Published on 27 November, 2006, Last updated at 11:10 GMT


NEW DELHI - India said on Monday 3.2 million tonnes of imported wheat had so far arrived at its ports against the 5.5 million tonnes contracted after a poor crop sent prices spiralling.

Despite agreeing the first imports in six years, India has also allowed the private sector to buy in wheat at zero duty.

The arrival of hundreds of thousands of tonnes of grain has put further pressure on ports already burdened with large fertiliser arrivals and exports of soymeal, delaying distribution.

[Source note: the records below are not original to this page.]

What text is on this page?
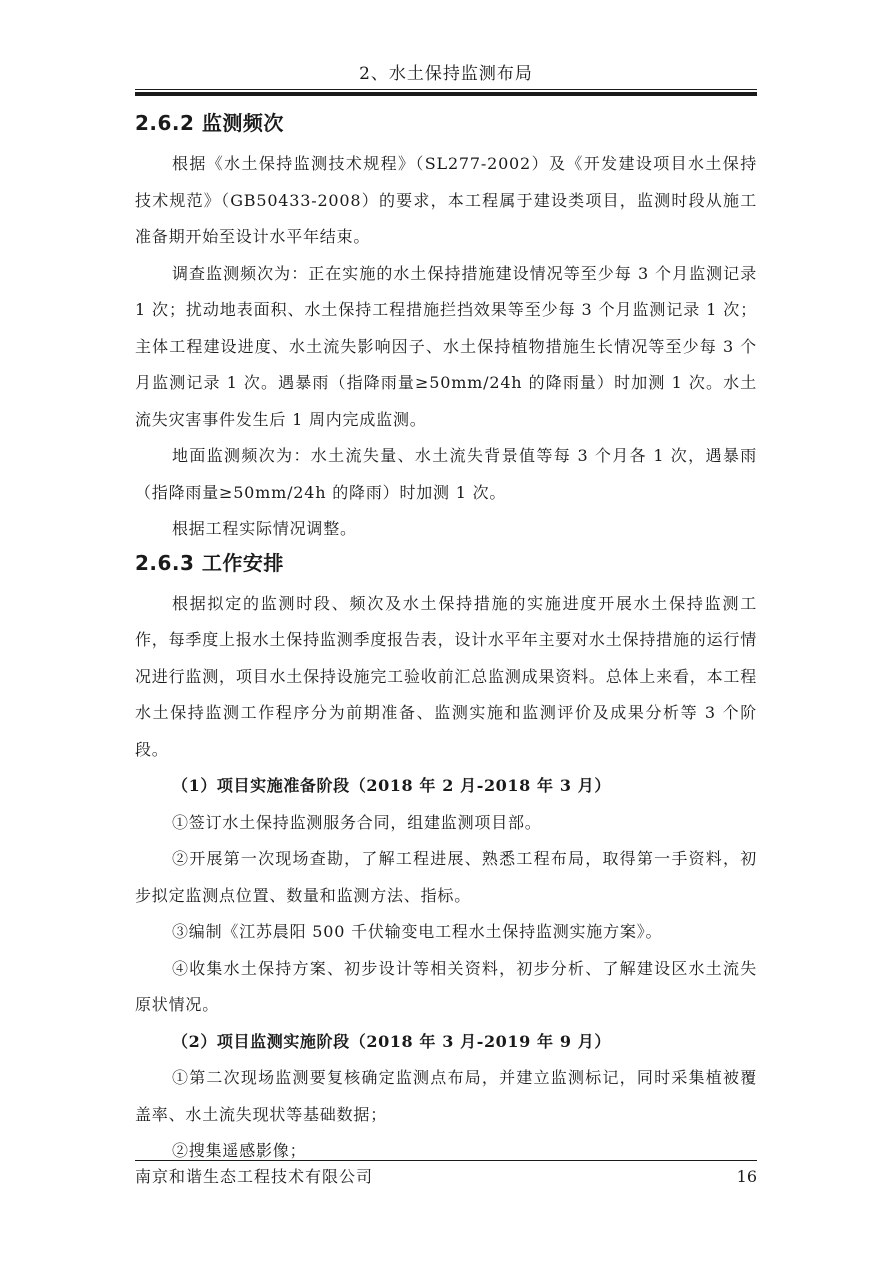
2、水土保持监测布局
2.6.2 监测频次

根据《水土保持监测技术规程》（SL277-2002）及《开发建设项目水土保持技术规范》（GB50433-2008）的要求，本工程属于建设类项目，监测时段从施工准备期开始至设计水平年结束。

调查监测频次为：正在实施的水土保持措施建设情况等至少每 3 个月监测记录 1 次；扰动地表面积、水土保持工程措施拦挡效果等至少每 3 个月监测记录 1 次；主体工程建设进度、水土流失影响因子、水土保持植物措施生长情况等至少每 3 个月监测记录 1 次。遇暴雨（指降雨量≥50mm/24h 的降雨量）时加测 1 次。水土流失灾害事件发生后 1 周内完成监测。

地面监测频次为：水土流失量、水土流失背景值等每 3 个月各 1 次，遇暴雨（指降雨量≥50mm/24h 的降雨）时加测 1 次。

根据工程实际情况调整。

2.6.3 工作安排

根据拟定的监测时段、频次及水土保持措施的实施进度开展水土保持监测工作，每季度上报水土保持监测季度报告表，设计水平年主要对水土保持措施的运行情况进行监测，项目水土保持设施完工验收前汇总监测成果资料。总体上来看，本工程水土保持监测工作程序分为前期准备、监测实施和监测评价及成果分析等 3 个阶段。

（1）项目实施准备阶段（2018 年 2 月-2018 年 3 月）

①签订水土保持监测服务合同，组建监测项目部。

②开展第一次现场查勘，了解工程进展、熟悉工程布局，取得第一手资料，初步拟定监测点位置、数量和监测方法、指标。

③编制《江苏晨阳 500 千伏输变电工程水土保持监测实施方案》。

④收集水土保持方案、初步设计等相关资料，初步分析、了解建设区水土流失原状情况。

（2）项目监测实施阶段（2018 年 3 月-2019 年 9 月）

①第二次现场监测要复核确定监测点布局，并建立监测标记，同时采集植被覆盖率、水土流失现状等基础数据；

②搜集遥感影像；

南京和谐生态工程技术有限公司	16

A government official said last week about 50,000 tonnes of backed up wheat had been cleared in the past month from the two western ports of Mundra and Kandla, and around 350,000 tonnes still on the docks were being tackled.

Minister of State for Agriculture Akhilesh Prasad Singh told parliament on Monday that a plan has been finalised to remove the imported wheat from the ports.

The farm ministry said in addition to the 3.2 million tonnes of wheat that has already arrived, five vessels with 276,644 tonnes were scheduled to arrive by the end of November.

Higher wheat prices have encouraged farmers to grow more wheat this year, and the farm ministry said on Monday wheat for the summer harvest had been sown over 11.4 million hectares between Nov. 1-24 against 9.7 million hectares during the year ago period.

It annually grows wheat over about 26 million hectares.

Significantly higher coverage has been reported in the states of Gujarat, Madhya Pradesh, Punjab and Rajasthan, the ministry said.

India grows only one wheat crop in a year with sowing in the winter months of November and December, and harvests from March.

The ministry said while the area under wheat planting had gone up, the coverage under oilseeds was down to 7.48 million hectares, compared with 8.16 million at the same time a year ago.

The area under rapeseed/mustard, the main summer harvested oilseed crop has dropped by seven percent to 5.77 million hectares because of a preference for wheat and legumes.